Derzeit hängt die Weltgeschichte auch von Dana Stocker ab. Genau wie von ihren Kollegen in der Mittelkaliberfertigung bei Rheinmetall in Unterlüß, Niedersachsen. Es beginnt mit einer Maschine, auf der „Treibladungspulverzuführung“ steht. Klapp, klapp kippt diese eine weiße Substanz in je zwei grüne Hülsen. Regelmäßig, aber in sehr kontrolliertem Tempo nimmt einer von Stockers Kollegen die vollen Röhren hinaus und stellt sie in eine Kiste, die per Band zur nächsten Anlage zuckelt, wo die flaschenhohe Patrone ihre Gestalt erhält. 

Sie tun, was sie könnten, versichern alle Mitarbeiter hier. Aber während die Anlage ruckelt, kommen täglich Nachrichten, wie sehnlich in der Ukraine Munition wie diese erwartet wird. Mit den Patronen könnten die Landesverteidiger vom Flakpanzer Gepard aus angreifende russische Drohnen abschießen, Menschen retten, die Front halten vielleicht. Immer wieder findet Stocker, die ursprünglich Graveurin gelernt hat, Kratzer in den Hülsen, Materialmängel, Unregelmäßigkeiten. „Für mich ist es keine Frage, dass das hier wichtig ist“, sagt die 25-Jährige. Sie kontrolliert als Qualitätsprüferin die Produktion. „Würden wir nicht liefern, könnte sich die Ukraine nicht wehren.“ Am Rand der Halle steht die fertige Ware. In Metallkisten, olivgrün, auf Polnisch beschriftet.

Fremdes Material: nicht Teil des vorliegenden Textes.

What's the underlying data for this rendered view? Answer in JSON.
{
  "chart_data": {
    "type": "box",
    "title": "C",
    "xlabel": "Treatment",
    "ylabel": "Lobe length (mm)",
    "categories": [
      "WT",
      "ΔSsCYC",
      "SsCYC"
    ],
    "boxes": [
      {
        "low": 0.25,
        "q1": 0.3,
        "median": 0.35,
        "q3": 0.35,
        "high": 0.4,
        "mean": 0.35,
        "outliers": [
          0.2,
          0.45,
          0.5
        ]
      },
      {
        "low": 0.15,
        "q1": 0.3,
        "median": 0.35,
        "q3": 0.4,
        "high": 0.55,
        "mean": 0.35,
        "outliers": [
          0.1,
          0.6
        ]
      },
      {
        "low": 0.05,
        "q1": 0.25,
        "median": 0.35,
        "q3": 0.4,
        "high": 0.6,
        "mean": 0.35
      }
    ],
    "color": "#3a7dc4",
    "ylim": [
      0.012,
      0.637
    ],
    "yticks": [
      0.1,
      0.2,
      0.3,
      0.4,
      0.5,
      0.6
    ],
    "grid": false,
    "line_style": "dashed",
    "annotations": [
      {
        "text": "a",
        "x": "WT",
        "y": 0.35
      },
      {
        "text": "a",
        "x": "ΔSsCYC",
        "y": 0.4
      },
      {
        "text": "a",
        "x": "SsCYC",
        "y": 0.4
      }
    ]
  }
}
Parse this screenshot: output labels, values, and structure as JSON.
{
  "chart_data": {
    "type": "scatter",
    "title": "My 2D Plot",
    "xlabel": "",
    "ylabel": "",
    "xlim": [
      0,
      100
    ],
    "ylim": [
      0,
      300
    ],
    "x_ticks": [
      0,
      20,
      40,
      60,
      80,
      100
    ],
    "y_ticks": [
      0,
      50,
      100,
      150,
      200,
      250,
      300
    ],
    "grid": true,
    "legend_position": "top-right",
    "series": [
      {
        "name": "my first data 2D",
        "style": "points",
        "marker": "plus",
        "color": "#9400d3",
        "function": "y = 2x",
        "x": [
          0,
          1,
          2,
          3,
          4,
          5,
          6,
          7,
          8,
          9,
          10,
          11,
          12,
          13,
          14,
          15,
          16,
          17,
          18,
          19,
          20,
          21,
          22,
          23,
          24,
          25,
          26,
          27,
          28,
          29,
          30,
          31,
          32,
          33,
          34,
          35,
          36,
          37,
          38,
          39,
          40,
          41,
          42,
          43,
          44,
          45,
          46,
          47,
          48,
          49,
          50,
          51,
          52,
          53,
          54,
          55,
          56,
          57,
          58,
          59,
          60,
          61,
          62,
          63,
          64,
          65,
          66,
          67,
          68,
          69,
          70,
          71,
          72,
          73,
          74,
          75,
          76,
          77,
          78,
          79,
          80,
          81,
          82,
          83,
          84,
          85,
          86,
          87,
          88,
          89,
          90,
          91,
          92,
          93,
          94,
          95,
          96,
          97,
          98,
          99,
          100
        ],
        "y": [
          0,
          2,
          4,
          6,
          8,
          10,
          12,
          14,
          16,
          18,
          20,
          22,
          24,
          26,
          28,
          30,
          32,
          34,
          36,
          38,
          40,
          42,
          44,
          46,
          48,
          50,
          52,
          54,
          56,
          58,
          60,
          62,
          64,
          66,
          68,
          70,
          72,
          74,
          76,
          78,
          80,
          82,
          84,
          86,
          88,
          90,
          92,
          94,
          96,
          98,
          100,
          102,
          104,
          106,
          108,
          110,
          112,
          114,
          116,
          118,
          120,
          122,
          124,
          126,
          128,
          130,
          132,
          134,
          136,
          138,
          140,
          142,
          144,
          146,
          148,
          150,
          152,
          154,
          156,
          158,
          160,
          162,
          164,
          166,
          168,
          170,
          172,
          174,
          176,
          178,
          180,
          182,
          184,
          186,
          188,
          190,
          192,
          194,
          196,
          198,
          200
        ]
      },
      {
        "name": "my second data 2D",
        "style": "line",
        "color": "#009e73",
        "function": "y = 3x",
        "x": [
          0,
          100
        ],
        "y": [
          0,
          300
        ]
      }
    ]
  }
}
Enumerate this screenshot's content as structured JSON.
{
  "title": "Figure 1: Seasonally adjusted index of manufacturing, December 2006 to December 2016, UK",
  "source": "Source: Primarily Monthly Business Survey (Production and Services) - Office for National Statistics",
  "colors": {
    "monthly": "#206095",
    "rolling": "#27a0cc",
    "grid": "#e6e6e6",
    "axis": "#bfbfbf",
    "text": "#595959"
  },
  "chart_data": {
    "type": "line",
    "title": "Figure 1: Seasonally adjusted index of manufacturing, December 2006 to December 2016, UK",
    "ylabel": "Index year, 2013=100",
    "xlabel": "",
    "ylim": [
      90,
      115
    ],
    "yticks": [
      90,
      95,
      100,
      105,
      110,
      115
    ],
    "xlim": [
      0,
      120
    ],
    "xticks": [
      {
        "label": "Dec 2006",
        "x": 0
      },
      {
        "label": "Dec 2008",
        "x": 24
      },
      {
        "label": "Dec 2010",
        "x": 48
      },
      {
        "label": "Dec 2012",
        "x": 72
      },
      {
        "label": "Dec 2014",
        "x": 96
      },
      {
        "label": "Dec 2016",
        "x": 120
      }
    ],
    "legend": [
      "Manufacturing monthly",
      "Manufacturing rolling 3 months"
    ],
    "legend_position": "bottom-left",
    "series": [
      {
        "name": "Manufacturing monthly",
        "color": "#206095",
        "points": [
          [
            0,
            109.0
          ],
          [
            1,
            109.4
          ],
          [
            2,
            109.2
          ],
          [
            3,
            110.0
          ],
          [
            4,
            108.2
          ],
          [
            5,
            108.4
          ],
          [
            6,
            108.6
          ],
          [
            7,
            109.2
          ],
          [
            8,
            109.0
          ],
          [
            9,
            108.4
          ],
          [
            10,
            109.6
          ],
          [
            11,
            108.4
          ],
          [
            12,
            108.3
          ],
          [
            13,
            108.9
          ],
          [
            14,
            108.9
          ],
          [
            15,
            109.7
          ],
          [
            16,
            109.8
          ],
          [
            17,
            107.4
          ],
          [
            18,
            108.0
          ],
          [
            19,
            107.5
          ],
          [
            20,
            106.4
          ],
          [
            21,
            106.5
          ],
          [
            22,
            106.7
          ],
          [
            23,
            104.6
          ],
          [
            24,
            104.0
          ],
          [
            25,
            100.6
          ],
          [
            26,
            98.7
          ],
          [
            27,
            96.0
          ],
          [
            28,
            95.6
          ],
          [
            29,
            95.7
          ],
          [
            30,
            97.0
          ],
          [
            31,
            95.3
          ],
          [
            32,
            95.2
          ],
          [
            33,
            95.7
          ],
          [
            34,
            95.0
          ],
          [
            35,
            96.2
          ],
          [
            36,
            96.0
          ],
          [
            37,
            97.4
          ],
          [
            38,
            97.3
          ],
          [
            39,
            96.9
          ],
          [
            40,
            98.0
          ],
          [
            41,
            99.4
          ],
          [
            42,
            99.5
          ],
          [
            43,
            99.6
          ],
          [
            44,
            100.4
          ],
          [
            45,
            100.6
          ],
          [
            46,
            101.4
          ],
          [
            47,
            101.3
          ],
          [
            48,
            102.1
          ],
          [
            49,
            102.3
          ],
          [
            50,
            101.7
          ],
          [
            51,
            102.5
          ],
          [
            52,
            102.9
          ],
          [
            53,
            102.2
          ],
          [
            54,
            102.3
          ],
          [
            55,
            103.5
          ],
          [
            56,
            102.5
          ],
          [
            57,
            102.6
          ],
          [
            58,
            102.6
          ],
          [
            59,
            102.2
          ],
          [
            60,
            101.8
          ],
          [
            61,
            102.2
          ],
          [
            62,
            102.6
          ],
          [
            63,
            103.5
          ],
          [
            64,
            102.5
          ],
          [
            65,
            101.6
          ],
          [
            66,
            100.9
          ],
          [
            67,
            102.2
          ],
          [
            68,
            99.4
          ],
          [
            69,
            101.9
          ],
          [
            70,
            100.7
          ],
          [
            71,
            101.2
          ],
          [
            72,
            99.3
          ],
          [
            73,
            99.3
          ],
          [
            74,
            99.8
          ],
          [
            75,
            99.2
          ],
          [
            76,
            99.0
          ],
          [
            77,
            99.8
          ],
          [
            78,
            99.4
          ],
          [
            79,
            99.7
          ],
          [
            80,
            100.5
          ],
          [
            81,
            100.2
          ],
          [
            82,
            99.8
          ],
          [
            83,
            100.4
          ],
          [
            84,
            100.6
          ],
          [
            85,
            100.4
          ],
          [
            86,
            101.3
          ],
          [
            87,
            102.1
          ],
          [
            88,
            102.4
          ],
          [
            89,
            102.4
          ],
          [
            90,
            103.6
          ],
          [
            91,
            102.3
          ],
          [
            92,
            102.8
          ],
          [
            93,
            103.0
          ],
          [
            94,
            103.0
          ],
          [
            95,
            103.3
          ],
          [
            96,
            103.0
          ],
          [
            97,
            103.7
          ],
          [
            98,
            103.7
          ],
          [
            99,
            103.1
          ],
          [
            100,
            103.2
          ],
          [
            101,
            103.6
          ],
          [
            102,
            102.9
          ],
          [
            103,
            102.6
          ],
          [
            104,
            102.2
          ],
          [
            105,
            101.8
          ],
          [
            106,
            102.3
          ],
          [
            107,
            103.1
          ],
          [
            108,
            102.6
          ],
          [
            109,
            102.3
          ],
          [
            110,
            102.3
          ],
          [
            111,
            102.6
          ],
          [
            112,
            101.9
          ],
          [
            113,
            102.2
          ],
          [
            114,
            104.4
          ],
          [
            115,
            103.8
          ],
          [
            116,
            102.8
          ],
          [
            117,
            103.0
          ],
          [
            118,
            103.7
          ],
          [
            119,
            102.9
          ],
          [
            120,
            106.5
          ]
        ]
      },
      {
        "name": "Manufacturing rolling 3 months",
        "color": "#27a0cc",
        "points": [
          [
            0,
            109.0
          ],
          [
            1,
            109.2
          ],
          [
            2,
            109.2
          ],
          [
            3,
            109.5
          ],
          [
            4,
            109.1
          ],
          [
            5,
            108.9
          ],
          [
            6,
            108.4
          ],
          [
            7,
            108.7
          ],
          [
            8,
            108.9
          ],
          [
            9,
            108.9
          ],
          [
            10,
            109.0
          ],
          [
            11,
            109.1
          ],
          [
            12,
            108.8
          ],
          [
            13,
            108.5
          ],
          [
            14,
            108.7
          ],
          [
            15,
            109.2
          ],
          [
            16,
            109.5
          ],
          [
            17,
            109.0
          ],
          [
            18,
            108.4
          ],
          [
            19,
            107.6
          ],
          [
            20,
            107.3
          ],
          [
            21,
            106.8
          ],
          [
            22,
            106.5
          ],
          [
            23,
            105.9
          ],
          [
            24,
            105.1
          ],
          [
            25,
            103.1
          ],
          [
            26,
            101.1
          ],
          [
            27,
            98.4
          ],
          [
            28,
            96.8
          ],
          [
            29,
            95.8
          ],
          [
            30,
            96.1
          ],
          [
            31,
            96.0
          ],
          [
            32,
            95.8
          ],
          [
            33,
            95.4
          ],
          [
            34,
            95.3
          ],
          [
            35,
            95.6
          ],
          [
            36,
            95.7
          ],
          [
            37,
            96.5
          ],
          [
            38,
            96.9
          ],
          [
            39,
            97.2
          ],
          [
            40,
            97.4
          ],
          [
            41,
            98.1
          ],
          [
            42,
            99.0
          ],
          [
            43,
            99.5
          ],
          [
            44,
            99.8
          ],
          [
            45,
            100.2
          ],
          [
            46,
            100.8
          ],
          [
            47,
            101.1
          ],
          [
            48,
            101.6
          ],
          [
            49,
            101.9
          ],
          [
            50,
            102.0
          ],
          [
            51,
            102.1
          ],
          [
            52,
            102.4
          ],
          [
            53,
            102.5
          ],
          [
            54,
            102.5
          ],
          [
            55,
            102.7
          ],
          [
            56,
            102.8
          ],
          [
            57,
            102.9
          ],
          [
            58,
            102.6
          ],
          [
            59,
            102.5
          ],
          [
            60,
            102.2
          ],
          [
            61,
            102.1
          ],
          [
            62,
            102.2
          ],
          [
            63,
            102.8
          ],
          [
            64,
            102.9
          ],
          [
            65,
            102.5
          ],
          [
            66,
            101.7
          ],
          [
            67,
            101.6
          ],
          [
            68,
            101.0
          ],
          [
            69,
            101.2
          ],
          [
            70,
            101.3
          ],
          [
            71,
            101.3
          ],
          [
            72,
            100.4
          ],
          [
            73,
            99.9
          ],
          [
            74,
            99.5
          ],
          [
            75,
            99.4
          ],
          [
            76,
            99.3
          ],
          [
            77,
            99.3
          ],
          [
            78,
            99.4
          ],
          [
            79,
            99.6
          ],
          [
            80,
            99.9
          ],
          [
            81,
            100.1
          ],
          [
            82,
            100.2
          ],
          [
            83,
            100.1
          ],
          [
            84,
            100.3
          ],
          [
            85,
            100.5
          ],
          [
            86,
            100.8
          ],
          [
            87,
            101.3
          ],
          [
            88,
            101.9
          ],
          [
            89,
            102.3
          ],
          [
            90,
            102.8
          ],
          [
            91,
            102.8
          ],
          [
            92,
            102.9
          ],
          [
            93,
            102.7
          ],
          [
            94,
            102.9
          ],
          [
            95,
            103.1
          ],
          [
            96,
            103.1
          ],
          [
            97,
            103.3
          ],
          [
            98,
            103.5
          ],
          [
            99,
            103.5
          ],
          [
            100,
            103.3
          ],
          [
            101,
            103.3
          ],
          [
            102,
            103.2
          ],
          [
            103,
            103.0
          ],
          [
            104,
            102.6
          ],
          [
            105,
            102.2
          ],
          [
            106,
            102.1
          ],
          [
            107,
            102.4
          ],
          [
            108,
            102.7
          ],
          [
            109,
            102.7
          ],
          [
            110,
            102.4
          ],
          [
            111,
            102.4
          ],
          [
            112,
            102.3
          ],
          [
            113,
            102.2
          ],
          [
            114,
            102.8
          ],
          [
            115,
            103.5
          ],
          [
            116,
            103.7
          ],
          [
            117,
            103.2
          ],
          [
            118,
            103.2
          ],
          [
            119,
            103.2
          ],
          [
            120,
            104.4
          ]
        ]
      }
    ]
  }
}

Dana Stocker prüft im Werk die Patronen
Rheinmetall-Mitarbeiterin Dana Stocker prüft 2024 im Werk in Unterlüß die Patronen
© Nikita Teryoshin

Die Mittelkaliberfertigung, ein schlichter, einstöckiger Wellblechbau in dem weitläufigen, bewaldeten Gelände, ist der ganze Stolz der Firma Rheinmetall an ihrem wichtigsten Standort. Die Produktion von 35-mm-Munition für NATO-Armeen und für die angegriffene Ukraine wurde nach dem Beginn des Kriegs dort „in Rekordzeit“ aufgebaut, wie die Verantwortlichen sagen. Im Januar 2023 lief sie, seit Juni liefert sie. Jetzt überlegt man, von einer in zwei Schichten zu wechseln. Mitte des Jahres könnte es losgehen. All das ist schnell für die deutschen Rüstungsindustrie. Aber ist es auch schnell genug für die Weltgeschichte?